An audit found they were all seldom used

On March 31, just a few days after the U.S. Department of Justice resumed the federal equitable sharing program, its Office of the Inspector General released an audit of the Willow Springs Police Department over its use of equitable sharing funds.

In the small Illinois town of Willow Springs, a Chicago suburb with a population of only 5,524, the local PD used a total of $966,625 from this program to purchase things such as new pursuit vehicles, a sports car, motorcycles, and a police boat, all of which seemed to be scarcely used.

Equitable sharing is the federal program that allows local law enforcement agencies to partner with federal authorities to seize and forfeit property under federal law. The local agencies that engage in the practice of equitable sharing can then receive up to 80 percent of the forfeited proceeds, creating an incentive for police departments to continue seizing.

The Willow Springs PD audit found, among other things, that:

“The Willow Springs PD expended equitable sharing funds on vehicles and a boat that have been utilized only minimally, calling into question their necessity and contribution to enhancing law enforcement operations.”

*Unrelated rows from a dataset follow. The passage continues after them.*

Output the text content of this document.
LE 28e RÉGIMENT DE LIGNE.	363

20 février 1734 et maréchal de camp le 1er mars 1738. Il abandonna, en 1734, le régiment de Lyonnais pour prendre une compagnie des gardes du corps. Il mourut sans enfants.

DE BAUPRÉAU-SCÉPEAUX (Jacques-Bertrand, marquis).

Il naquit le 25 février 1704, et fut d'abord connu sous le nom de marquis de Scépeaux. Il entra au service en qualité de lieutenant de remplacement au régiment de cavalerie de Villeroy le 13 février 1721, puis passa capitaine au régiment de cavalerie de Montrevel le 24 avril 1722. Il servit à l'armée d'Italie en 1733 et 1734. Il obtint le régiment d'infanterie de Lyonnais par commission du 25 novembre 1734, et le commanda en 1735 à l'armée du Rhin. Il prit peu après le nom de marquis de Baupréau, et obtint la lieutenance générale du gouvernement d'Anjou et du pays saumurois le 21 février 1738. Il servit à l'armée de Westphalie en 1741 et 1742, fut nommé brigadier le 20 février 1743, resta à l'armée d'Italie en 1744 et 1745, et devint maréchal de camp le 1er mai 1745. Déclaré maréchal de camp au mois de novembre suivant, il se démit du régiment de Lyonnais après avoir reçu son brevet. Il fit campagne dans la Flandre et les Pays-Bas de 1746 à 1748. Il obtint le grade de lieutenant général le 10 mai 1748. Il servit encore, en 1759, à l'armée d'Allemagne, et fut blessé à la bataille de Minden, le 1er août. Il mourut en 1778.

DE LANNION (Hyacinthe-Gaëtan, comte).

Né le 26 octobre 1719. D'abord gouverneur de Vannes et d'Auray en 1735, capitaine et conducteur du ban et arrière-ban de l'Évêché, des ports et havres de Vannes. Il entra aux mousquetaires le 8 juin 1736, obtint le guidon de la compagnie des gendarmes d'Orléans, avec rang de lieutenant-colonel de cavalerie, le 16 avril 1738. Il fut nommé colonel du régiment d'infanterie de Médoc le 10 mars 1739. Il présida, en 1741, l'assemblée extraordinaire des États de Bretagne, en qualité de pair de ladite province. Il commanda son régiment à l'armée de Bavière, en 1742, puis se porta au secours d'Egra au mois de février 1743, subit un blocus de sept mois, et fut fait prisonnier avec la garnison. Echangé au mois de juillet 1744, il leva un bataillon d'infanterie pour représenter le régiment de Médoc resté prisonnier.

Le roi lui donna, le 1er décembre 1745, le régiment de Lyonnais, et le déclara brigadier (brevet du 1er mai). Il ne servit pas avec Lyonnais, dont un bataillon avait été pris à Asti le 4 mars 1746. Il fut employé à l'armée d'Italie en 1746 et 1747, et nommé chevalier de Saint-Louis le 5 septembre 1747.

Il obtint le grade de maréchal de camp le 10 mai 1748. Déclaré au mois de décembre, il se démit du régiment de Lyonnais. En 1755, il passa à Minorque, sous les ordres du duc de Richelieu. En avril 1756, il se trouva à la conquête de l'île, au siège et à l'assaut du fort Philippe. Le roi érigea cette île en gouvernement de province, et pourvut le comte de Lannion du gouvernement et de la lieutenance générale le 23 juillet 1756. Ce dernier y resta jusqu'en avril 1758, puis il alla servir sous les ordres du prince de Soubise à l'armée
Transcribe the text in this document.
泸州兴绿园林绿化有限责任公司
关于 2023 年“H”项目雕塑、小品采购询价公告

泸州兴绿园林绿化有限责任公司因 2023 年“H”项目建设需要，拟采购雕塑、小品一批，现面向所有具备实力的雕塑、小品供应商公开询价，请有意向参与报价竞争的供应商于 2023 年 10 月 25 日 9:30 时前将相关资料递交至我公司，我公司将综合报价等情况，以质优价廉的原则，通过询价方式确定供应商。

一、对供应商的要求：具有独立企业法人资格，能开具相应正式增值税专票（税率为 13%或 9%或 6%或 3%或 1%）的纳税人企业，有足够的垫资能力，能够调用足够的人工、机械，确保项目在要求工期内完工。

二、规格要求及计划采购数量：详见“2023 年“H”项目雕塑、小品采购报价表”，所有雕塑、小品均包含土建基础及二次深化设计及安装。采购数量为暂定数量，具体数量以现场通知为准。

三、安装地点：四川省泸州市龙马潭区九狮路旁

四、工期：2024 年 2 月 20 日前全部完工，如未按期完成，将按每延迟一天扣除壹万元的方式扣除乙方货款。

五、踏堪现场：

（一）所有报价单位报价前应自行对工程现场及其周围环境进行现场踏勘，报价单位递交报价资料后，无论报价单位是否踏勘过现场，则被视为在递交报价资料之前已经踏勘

The Willow Springs PD’s response to the audit attempted to justify several of the questioned expenses. Specifically, the PD claimed:  several of the motorcycles it had purchased were no longer in use due to personnel retirement and resignations; a $24,189 used Chevy Camaro it had purchased was not actually a pursuit vehicle but a “traffic car” for discrete use in covert operations (though the audit notes that the Willow Springs Police Chief initially described it as a pursuit vehicle); and two Taurus sedans it had purchased were no longer in use for the following reason:

“The Taurus sedans, WS1 and WS2 were purchased and driven by officers with a smaller stature and both vehicles were taken out of service due being driven at excessive speeds.”

The response added:

“WS1 and WS2 are base model police squad cars. The vehicles are not designed to accommodate larger officers and thus limit who can operate.”

The audit also mentions the Willow Springs PD using a grant from the Department of Homeland Security (DHS) to purchase a 26-foot boat that cost a total of $303,635. However, it notes that the grant was only for $223,766, so the Willow Springs PD used $83,039 in equitable sharing funds to pay for the remaining cost of the boat. The audit questions this expense for the following reasons:

“Current Willow Springs PD officials stated that they believed the boat had only been used two or three times for two to three missions, but that they were not aware of the department maintaining a usage log to confirm how often the boat had been used. Because there was no support to show the use of the boat and claims that it was only used a couple of times, we are questioning the $83,039 in equitable sharing funds used to pay the remaining costs associated with the boat purchase.”

The Willow Springs PD did concede in their response that:

“The Boat was found to be impractical to operate due to lack of training and manpower issues. The practicality of improving the Police Department through a presence on local waterways, and the cost-benefit, should have been assessed prior to applying for the Port Security Grant.”